The global recovery is long and bumpy

2020-07-17 16:24:25

Factories in the US and elsewhere continued to cut production and jobs last month, although the pace of deterioration slowed as governments relaxed coronavirus-related restrictions on their economies.


The survey of purchasing managers across the US manufacturing sector offered some hope that global manufacturing activity was starting to bottom out after a record fall in April. But sentiment remains weak, suggesting any recovery in the coming months is likely to be temporary.


The Institute for Supply Management's manufacturing index rose to 43.1 in May from an 11-year low of 41.5 in April. But production, new orders and employment are all well below the 50 mark that separates expansion from contraction.


Only in China did factories report an increase in activity.


The survey suggests the worst may be over for manufacturing and activity could start to pick up in the coming months. But the road back to the levels of output and employment at the end of last year is bound to be long and bumpy.


Chris Williamson, chief business economist at IHS Markit, which produces most of the questionnaires, said: "There is still a lot of uncertainty over whether there will be real growth momentum as demand looks set to remain subdued for some time due to social isolation, high unemployment and falling corporate profits."

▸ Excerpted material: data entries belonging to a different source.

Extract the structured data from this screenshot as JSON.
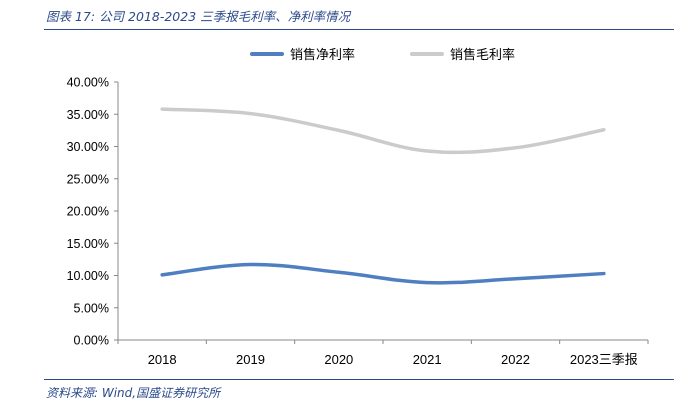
{
  "caption": "图表 17:  公司 2018-2023 三季报毛利率、净利率情况",
  "source": "资料来源: Wind,国盛证券研究所",
  "chart_data": {
    "type": "line",
    "categories": [
      "2018",
      "2019",
      "2020",
      "2021",
      "2022",
      "2023三季报"
    ],
    "series": [
      {
        "name": "销售净利率",
        "color": "#4f7fc0",
        "values": [
          10.1,
          11.7,
          10.5,
          8.9,
          9.5,
          10.3
        ]
      },
      {
        "name": "销售毛利率",
        "color": "#cbcbcb",
        "values": [
          35.8,
          35.1,
          32.5,
          29.3,
          29.8,
          32.6
        ]
      }
    ],
    "y_ticks": [
      "0.00%",
      "5.00%",
      "10.00%",
      "15.00%",
      "20.00%",
      "25.00%",
      "30.00%",
      "35.00%",
      "40.00%"
    ],
    "ylim": [
      0,
      40
    ],
    "y_unit": "%",
    "legend_position": "top",
    "grid": false
  }
}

In many countries, factory managers report that restrictions on the movement of people continue to make it difficult for them to maintain normal levels of output. But they also said weak demand was weighing on them and new orders continued to fall.


In a sign that conditions are not expected to improve quickly, many factories said they would lay off more workers. In India and South Korea, job losses are at record highs.


One problem highlighted by the surveys is that even where quarantine restrictions have been lifted, or were not too strict in the first place, progress towards normalisation has been hampered by weak export demand.


South Korea was caught early in the epidemic, though it has opted not to impose quarantine, instead focusing on extensive testing and tracing of people infected and in contact with them.


But South Korea's exports fell 23.7% in May from a year earlier to $348.6 billion, according to data released Monday.


"The crucial factor is that some of South Korea's major export markets have been much slower to exit from closures than to implement segregation," said Miguel Chanco, an economist at Pantheon Macroeconomics.


However, other manufacturing powers are also experiencing deep recessions. Germany's rose only slightly, from 34.5 to 36.6, while Japan's fell to 38.4 from 41.9.


Across the eurozone, Italy came closest to a manufacturing recovery, with its PMI rising from 31.1 to 45.4.


Global industrial production in the first three months of this year was 4.2 per cent lower than in the fourth quarter of 2019, according to the CPB Netherlands Bureau for Economic Policy Analysis. Surveys of purchasing managers suggest the decline is likely to be even steeper in the three months to June.